Financial Times: Macedonian solution is a positive step for Europe


A deal to settle a 27-year-old dispute between Greece and Macedonia that comes to the Greek parliament for ratification this week provides a rare achievement to celebrate in the Western Balkans, says The Financial Times in an article published Tuesday. Macedonia has been stuck in an economic and geopolitical no man’s land since it was carved out of a collapsing Yugoslavia in 1991. Many Greeks suspected a new nation calling itself Macedonia harboured territorial ambitions over parts of the northern Greek region of the same name. Spurred by frequent public protests, Greek politicians have long thwarted Skopje’s ambitions to join NATO and the EU for refusing to drop the name, leaving Macedonia’s 2m people with little prospect of economic improvement and no guarantee of its security.

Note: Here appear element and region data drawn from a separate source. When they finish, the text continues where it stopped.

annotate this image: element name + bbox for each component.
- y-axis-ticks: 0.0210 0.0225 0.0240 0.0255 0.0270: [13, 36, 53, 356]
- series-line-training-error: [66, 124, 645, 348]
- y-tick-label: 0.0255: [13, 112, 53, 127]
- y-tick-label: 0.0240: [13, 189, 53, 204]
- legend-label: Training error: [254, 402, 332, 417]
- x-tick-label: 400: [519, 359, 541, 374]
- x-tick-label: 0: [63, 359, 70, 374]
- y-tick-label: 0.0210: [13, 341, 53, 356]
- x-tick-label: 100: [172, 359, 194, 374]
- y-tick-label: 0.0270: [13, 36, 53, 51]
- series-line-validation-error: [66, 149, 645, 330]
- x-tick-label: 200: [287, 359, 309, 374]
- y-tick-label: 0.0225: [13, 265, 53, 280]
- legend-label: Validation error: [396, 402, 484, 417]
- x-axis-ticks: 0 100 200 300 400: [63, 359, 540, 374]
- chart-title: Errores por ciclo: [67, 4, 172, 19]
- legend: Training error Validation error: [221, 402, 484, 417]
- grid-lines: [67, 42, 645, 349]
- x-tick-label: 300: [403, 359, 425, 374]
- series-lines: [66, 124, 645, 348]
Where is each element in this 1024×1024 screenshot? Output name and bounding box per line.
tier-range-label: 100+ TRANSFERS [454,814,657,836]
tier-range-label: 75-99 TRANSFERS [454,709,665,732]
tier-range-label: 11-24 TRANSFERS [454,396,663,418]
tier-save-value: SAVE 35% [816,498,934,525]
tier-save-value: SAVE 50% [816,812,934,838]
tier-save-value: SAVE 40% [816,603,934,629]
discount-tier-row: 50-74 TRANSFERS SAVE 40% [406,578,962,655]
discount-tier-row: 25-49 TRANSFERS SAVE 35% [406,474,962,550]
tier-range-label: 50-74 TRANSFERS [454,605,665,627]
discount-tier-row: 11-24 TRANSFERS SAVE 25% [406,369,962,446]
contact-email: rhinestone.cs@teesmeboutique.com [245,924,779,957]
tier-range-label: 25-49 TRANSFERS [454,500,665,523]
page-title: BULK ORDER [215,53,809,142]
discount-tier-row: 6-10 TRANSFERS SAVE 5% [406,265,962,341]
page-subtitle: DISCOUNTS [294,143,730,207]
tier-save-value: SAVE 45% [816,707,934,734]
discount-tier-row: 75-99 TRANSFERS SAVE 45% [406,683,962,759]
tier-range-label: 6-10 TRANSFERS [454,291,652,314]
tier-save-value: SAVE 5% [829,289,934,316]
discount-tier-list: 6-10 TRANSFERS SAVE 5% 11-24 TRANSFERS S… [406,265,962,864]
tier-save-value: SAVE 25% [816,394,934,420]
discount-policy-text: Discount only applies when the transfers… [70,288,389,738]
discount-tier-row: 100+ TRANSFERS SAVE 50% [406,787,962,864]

Macedonia’s nationalist leader for a decade from 2006, Nikola Gruevski, tried to put pressure on Athens by manufacturing a spurious ancient Macedonian heritage for his nation, renaming airports and stations and erecting statues of Alexander the Great and Phillip II of Macedon. This crude exercise in nation-building further infuriated Greeks while helping distract Macedonians’ attention from official corruption and mismanagement. The ousting of Mr Gruevski and the election of Zoran Zaev, his centre-left rival, opened the way to a compromise and to his credit, Alexis Tspiras, Greece’s leftwing prime minister, took it despite widespread Greek opposition. In June last year, the two men signed an accord on the shores of Lake Prespa, renaming the country the Republic of North Macedonia, recognising its language and culture, clarifying its lack of ancient Macedonian heritage and removing any irredentist references in school history books.

The name dispute would be treated as an eccentric anachronism were it not hanging over a part of Europe that is still a powder keg of ethnic tensions and geopolitical rivalries. Russia, seeking to rebuild its influence in the Balkans, attempted to stir up opposition to the deal in both countries. In 2016, Moscow was alleged to have plotted a coup attempt in nearby Montenegro aimed at thwarting its accession to Nato. On a visit to Belgrade last week, President Vladimir Putin revealed that Serbia was close to agreeing a pact with the Eurasian Economic Union, a Moscow-led club, which would be incompatible with EU membership.

The US and the EU, meanwhile, have stepped up their efforts to anchor the region more firmly in the west. The EU has opened up the prospect of membership for six Balkan states by 2025. US and European officials filed through Skopje last autumn to support the Prespa accord ahead of an advisory referendum. The vote showed overwhelming support for the deal, though on low turnout. Mr Zaev pressed ahead and the deal was passed earlier this month in Macedonia’s parliament. Now it is Greece’s turn. Mr Tsipras appears to have scraped together the numbers he needs for ratification. Despite howls of condemnation from nationalists and the centre-right opposition, the deal looks set to pass after To Potami, a small centre-left party, said its MPs would have a free vote.

PM Tsipras came to power in Greece as a populist, promising to voters he would rip up painful EU and IMF austerity measures which he then proceeded to implement. His principled support for a Macedonia deal could cost him heavily in elections due later this year. Neither he nor Mr Zaev appears to have established a broad majority among the public or political elites for this deal, which will need strengthening in the years to come. But it is the right choice for Greece, the Balkans and Europe, reads the Financial Times article.